Tairi no Kiyomori (1118 - 1181) established the first samurai-dominated administration. Through unsurpassed cruelty,
treachery, mass murder and megalomania, he became the undisputed master of Japan, as well as one of the most hated figures
in its history. Despite nominally retiring and taking religious orders in 1168, and lavishing money on temples and public
works in an effort to buy off divine retribution, by 1180, he was seriously paranoid and delusional, seeing the
ghosts of his Minamoto rivals everywhere. This incident took place in the winter of 1180-81: looking into
the garden of his palace at Fukuhara, he saw that the entire landscape was made up of the skeletons and skulls of his
many victims. He developed a fever and died shortly afterwards.
It is worthy of note that, despite the clear justice of Kiyomori's madness and demise, his pattern of ruthlessness, imperial marriages, religious orders and grand public works was emulated by successors for centuries.
Sogi Iio (1421-1502), a prominent poet and priest, was educated in Japanese classics and poetry. With his followers, Shohaku
Botanka and Socho Saiokuen, he collaborated on the renga poem One Hundred Stanzas by Three Poets at Minase. He is
particularly associated with renga, a form of linked verse with complicated rules. He also wrote a great many books,
including poetic anthologies, annotations of the classics, and travelogues.
Sogi is known to have made literary pilgrimages throughout Japan. These journeys were the rage among the literati of his time. Writers visited places famous from literature, legends, and history, seeking the spiritual force of each, a particularly Shinto concept. A visitor who made felt the mystic aura in a location was felt to have a connection thereafter to those who had been there before.

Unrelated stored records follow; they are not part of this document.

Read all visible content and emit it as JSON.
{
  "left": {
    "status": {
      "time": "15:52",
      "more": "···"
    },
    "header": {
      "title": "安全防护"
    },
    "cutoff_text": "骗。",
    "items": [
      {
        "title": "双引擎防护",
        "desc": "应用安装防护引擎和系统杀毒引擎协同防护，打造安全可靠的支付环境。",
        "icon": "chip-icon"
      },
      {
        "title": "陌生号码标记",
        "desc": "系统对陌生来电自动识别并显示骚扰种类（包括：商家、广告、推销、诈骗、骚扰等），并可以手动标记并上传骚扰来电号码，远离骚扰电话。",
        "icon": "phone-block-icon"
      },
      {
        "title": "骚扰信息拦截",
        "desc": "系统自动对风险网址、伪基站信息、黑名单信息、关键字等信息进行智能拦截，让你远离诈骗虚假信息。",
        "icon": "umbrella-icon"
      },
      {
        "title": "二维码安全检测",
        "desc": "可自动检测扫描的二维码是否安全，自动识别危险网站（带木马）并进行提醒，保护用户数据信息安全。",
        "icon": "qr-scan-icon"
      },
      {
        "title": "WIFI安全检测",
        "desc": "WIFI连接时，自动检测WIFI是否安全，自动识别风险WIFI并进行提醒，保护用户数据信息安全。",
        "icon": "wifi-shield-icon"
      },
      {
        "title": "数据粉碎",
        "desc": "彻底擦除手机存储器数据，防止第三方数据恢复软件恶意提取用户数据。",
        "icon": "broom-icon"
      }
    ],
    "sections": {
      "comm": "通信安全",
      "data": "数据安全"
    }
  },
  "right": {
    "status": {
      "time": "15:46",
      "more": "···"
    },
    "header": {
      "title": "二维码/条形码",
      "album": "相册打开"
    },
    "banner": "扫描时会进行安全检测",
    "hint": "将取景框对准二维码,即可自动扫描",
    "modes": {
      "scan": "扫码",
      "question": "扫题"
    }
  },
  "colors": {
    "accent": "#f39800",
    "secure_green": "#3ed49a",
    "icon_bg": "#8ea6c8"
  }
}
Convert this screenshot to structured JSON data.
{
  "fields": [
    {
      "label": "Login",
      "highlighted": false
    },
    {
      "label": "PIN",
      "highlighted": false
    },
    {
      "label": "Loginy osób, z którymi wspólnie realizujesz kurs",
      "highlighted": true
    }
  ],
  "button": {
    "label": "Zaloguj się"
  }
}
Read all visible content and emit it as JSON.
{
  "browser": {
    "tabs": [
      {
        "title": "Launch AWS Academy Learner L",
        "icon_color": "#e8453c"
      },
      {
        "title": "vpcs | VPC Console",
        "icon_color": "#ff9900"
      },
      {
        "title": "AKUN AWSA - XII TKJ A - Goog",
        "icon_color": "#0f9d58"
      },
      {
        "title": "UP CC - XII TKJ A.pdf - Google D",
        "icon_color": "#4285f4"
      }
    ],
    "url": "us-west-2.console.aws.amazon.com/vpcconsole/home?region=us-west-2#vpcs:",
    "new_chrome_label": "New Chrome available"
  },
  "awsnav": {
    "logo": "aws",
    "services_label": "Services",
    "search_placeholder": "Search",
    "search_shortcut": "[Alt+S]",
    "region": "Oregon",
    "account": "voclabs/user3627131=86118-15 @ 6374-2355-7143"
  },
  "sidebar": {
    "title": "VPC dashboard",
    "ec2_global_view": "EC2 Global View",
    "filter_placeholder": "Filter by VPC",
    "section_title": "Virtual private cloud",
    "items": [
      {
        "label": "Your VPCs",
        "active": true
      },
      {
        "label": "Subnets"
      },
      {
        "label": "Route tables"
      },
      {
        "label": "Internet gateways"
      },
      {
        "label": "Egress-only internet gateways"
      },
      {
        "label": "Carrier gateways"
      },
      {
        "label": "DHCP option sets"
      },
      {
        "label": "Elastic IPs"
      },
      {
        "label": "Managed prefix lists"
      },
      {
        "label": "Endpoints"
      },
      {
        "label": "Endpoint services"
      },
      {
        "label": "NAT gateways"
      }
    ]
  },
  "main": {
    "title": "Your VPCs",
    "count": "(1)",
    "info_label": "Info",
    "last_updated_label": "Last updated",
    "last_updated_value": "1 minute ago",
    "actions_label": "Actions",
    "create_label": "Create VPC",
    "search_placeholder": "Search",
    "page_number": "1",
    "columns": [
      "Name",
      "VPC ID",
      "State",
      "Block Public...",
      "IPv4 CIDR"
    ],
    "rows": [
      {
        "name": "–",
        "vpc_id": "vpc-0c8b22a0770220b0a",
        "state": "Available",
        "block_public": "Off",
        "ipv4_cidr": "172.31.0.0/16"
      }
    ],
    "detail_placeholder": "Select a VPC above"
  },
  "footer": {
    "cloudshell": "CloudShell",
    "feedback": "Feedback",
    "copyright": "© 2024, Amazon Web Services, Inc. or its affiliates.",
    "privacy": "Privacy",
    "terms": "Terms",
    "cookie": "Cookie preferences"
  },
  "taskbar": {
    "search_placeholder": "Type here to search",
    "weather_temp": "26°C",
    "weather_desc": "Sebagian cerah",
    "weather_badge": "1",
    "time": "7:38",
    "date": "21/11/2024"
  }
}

Sogi stayed in the Kanto, the plain now mostly covered by Tokyo, during the Onin War (1467-1477), the devastating brawl among warlords that destroyed Kyoto and, eventually, the Ashikaga bakufu. Although he returned to Kyoto in 1472, he died on one of his pilgrimages.
I have not been able to find a specific story to go with this print.
There are apparently many interpretations as to what, exactly, this animal is. Stevenson, in his major work
on the series, calls it a fox. Some of my Japanese friends say it is a badger, and Mr. Laurent Bussiere, a Yoshitoshi
admirer who lives very near the Morin Temple, recently wrote to tell me it was neither: it is a tanuki (raccoon dog).
After some research, it is pretty clear that he is right. The animal pictured here is a tanuki. Special thanks to
Mr. Bussiere for letting me know.
The Japanese regard the fox and the tanuki as shape-shifters. In fact, fox society is imagined to reflect human society, with lords, servants and laborers, dressed appropriately, living by lantern light in the forest. There is apparently no tradition of badgers assuming human shape and or dress.
Either way, the teapot and the tanuki are the same, and the tale is popular enough in Japan to have acquired many versions. My personal preference is for the fox version of the tale, because of an indirect connection to the foxes that accompany Daikini Shinten: one must show respect to ones' tutelary gods.